India is the country with the smallest proportion of politician articles per citizen. I imagine this is because the population is so large.

3. Top 10 countries by relative quality: 10 highest-ranked countries in terms of the relative proportion of politician articles that are of GA and FA-quality

In [32]:
# Top 10 countries with largest proportion of high quality articles to total number of articles
rank__countries_high_quality.head(10)

Unnamed: 0,country,high_quality_article_count,article_count,Percentage of Quality Articles
63,"Korea, North",8,36,22.222222
109,Saudi Arabia,15,117,12.820513
106,Romania,42,343,12.244898
23,Central African Republic,8,66,12.121212
140,Uzbekistan,3,28,10.714286
82,Mauritania,5,48,10.416667
46,Guatemala,7,83,8.433735
33,Dominica,1,12,8.333333
125,Syria,10,128,7.8125
11,Benin,7,91,7.692308


Interestingly, North Korea has the largest percentage of quality politican articles compared to any other country. I remember in class it was stated that quality is dictated based on the country/language it was written in, so based on the English wikipedia articles, North Korea has a high percentage. I imagine that the percentage could be even higher if we were to look at the Korean version of these wikipedia articles. 

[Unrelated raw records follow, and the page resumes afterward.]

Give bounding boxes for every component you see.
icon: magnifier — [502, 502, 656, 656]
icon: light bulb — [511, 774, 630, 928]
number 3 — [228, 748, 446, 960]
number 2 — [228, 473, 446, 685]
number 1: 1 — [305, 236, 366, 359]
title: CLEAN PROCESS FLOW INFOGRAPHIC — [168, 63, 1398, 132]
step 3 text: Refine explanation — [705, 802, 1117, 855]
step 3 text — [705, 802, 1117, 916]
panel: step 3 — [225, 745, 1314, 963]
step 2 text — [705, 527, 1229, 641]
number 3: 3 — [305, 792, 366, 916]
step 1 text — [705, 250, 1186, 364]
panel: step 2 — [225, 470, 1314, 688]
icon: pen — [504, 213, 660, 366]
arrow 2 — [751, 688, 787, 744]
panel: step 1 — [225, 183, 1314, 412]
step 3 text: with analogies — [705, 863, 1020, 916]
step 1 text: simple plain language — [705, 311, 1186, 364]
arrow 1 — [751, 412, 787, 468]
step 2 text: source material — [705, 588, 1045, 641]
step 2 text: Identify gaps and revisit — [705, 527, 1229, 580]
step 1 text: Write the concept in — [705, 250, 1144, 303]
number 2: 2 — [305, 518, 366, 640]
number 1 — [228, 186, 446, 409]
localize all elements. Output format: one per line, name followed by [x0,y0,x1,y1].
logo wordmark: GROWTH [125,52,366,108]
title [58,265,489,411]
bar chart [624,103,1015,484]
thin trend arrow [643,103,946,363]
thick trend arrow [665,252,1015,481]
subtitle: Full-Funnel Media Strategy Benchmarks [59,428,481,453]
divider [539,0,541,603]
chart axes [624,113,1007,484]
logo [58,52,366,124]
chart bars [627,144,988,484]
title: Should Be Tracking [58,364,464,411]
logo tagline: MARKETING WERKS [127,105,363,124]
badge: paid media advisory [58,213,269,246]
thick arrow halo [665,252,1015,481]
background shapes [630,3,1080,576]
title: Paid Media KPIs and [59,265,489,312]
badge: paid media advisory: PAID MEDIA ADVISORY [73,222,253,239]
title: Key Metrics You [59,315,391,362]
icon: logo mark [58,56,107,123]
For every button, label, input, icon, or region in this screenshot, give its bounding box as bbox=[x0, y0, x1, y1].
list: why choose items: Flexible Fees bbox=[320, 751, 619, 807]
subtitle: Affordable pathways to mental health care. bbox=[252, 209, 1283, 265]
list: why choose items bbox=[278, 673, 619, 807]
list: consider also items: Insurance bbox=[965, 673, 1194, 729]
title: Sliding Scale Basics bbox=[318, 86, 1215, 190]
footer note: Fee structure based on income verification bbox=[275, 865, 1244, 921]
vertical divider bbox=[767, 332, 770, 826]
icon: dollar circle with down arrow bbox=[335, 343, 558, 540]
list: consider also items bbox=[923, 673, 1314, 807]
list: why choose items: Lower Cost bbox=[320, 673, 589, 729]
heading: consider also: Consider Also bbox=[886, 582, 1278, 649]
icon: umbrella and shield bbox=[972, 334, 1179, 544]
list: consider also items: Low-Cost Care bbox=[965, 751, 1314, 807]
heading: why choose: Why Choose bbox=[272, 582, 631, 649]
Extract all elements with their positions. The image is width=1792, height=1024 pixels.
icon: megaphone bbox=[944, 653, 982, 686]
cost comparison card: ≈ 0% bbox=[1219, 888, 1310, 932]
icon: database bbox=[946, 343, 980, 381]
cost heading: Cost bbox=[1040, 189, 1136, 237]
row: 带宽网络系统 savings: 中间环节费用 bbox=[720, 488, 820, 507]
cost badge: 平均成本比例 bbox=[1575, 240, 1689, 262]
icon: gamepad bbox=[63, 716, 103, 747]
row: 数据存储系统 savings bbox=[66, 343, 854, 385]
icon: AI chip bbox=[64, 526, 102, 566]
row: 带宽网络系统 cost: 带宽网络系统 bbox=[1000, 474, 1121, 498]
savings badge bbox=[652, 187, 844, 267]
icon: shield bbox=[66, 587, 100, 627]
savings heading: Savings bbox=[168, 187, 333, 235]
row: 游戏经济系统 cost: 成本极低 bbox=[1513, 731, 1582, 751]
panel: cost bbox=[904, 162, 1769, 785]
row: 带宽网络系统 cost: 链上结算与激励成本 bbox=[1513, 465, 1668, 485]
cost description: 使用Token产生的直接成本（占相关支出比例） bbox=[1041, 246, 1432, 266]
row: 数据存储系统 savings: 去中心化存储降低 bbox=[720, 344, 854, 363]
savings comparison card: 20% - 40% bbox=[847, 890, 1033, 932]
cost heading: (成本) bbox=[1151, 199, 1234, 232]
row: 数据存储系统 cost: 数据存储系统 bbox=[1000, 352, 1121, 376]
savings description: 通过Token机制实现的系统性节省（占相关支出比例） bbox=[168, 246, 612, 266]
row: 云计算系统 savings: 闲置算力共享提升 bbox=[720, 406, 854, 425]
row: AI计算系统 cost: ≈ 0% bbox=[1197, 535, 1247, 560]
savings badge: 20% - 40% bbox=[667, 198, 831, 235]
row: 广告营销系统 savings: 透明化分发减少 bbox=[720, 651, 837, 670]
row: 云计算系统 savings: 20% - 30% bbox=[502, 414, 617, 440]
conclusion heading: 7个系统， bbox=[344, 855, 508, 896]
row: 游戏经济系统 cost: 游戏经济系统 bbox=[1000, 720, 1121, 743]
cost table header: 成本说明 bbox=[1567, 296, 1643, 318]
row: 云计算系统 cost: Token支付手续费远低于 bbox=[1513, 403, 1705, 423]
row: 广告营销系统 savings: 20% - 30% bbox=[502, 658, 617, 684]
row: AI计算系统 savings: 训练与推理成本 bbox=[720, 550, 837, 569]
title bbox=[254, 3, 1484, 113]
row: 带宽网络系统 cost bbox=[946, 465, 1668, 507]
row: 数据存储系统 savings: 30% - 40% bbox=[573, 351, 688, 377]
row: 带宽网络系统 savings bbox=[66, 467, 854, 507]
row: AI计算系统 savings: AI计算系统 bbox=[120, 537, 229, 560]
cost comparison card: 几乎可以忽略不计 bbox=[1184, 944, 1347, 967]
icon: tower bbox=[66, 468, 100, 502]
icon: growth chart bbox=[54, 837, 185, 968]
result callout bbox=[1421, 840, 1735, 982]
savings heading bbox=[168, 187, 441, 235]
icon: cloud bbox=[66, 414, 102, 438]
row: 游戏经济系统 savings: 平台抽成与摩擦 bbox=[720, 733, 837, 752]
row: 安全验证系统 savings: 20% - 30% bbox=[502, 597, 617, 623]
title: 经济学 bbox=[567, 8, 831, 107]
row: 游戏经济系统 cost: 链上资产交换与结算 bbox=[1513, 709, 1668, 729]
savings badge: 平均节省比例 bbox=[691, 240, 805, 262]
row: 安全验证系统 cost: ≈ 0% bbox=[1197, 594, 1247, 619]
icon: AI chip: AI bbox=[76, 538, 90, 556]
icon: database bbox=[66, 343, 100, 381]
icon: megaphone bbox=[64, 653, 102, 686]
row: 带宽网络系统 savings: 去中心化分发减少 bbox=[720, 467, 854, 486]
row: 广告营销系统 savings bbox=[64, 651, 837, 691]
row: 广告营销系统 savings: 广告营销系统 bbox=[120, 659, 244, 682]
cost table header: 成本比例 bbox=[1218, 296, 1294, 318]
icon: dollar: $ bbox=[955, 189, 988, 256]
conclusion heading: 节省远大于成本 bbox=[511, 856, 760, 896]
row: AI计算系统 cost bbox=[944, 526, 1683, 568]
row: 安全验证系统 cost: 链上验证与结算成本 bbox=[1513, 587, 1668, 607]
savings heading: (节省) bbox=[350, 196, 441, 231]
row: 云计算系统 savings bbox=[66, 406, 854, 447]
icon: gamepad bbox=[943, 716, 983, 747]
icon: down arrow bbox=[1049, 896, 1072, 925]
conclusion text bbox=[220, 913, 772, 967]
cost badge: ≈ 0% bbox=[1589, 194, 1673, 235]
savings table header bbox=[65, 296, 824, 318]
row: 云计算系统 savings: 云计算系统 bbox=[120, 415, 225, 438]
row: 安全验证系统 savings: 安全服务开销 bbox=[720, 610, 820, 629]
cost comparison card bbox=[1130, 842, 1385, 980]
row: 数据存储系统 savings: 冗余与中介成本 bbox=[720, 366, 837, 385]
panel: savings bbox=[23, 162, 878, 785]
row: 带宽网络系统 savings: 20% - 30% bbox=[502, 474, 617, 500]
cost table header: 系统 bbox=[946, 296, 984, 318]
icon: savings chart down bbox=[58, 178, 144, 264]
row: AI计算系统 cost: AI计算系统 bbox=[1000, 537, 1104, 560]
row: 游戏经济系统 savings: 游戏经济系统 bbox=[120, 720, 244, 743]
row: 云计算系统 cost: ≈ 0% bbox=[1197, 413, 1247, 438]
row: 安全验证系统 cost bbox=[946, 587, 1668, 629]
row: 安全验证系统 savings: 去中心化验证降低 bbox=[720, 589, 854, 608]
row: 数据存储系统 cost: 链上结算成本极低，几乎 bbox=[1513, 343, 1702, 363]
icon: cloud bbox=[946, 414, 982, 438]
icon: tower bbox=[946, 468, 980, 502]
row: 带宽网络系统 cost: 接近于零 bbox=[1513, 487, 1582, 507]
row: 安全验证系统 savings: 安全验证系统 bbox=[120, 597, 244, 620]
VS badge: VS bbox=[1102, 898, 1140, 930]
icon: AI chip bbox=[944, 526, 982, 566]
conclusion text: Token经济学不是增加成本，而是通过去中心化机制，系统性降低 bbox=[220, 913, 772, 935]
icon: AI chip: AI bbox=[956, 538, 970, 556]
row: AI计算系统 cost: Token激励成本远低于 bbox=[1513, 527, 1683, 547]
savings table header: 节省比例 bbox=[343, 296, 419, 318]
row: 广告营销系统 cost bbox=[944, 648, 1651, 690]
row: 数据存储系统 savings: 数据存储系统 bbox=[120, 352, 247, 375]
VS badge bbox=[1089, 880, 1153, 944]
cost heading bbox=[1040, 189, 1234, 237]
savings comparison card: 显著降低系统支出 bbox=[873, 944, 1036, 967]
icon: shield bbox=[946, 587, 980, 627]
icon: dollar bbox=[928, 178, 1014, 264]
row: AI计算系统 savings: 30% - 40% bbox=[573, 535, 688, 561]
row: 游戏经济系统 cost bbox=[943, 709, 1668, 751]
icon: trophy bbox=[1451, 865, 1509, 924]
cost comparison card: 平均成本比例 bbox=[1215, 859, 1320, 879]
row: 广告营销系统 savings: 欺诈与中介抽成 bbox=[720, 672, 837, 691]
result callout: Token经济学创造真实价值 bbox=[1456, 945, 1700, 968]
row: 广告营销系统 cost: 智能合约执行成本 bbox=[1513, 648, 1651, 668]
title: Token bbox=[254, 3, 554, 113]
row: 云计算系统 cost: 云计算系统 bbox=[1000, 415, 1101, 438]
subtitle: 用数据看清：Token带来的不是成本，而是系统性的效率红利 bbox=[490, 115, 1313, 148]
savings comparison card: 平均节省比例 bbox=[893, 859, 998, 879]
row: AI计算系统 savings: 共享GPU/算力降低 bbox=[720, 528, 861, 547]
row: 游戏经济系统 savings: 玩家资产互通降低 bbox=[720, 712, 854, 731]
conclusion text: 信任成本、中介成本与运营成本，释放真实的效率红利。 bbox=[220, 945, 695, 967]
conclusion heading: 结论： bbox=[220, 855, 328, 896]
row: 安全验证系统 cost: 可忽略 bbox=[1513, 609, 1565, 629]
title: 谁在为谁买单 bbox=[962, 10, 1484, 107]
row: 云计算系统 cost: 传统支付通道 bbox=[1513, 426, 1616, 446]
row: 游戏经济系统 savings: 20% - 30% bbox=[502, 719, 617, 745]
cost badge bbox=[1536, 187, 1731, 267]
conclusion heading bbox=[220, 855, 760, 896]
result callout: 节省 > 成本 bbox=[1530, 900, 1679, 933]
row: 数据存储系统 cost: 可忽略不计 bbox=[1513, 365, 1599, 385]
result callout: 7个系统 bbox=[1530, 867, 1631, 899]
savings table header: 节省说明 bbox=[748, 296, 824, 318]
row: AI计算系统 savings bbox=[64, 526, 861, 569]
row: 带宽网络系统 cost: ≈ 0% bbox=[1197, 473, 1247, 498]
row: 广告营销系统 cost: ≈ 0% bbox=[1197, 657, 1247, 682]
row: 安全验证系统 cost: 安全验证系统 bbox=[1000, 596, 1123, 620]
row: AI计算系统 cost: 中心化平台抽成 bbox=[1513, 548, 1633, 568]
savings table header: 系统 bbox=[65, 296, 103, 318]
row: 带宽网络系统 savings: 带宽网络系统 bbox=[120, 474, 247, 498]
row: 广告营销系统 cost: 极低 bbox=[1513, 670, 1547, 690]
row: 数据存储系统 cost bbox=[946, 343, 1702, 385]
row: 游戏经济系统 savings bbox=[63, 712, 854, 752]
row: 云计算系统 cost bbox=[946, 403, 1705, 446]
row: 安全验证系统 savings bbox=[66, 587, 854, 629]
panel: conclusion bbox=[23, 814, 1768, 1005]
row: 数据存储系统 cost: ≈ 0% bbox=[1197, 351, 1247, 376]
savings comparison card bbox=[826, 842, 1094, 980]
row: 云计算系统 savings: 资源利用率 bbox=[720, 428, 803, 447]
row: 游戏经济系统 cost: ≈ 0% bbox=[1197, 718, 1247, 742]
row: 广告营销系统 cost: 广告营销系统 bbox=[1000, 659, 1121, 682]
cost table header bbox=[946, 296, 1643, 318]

4. Bottom 10 countries by relative quality: 10 lowest-ranked countries in terms of the relative proportion of politician articles that are of GA and FA-quality

In [33]:
# Bottom 10 countries with largest proportion of high quality articles to total number of articles
rank__countries_high_quality.tail(10)

Unnamed: 0,country,high_quality_article_count,article_count,Percentage of Quality Articles
87,Morocco,1,206,0.485437
73,Lithuania,1,244,0.409836
27,Colombia,1,285,0.350877
104,Portugal,1,318,0.314465
94,Nigeria,2,676,0.295858
101,Peru,1,350,0.285714
89,Nepal,1,356,0.280899
124,Switzerland,1,402,0.248756
128,Tanzania,1,404,0.247525
10,Belgium,1,519,0.192678


Belgium has the lowest percentage of quality articles of any country. Even if you take into consideration the total number of articles Belgium has on politicians, it still only has 1 high quality article. I wonder why that is?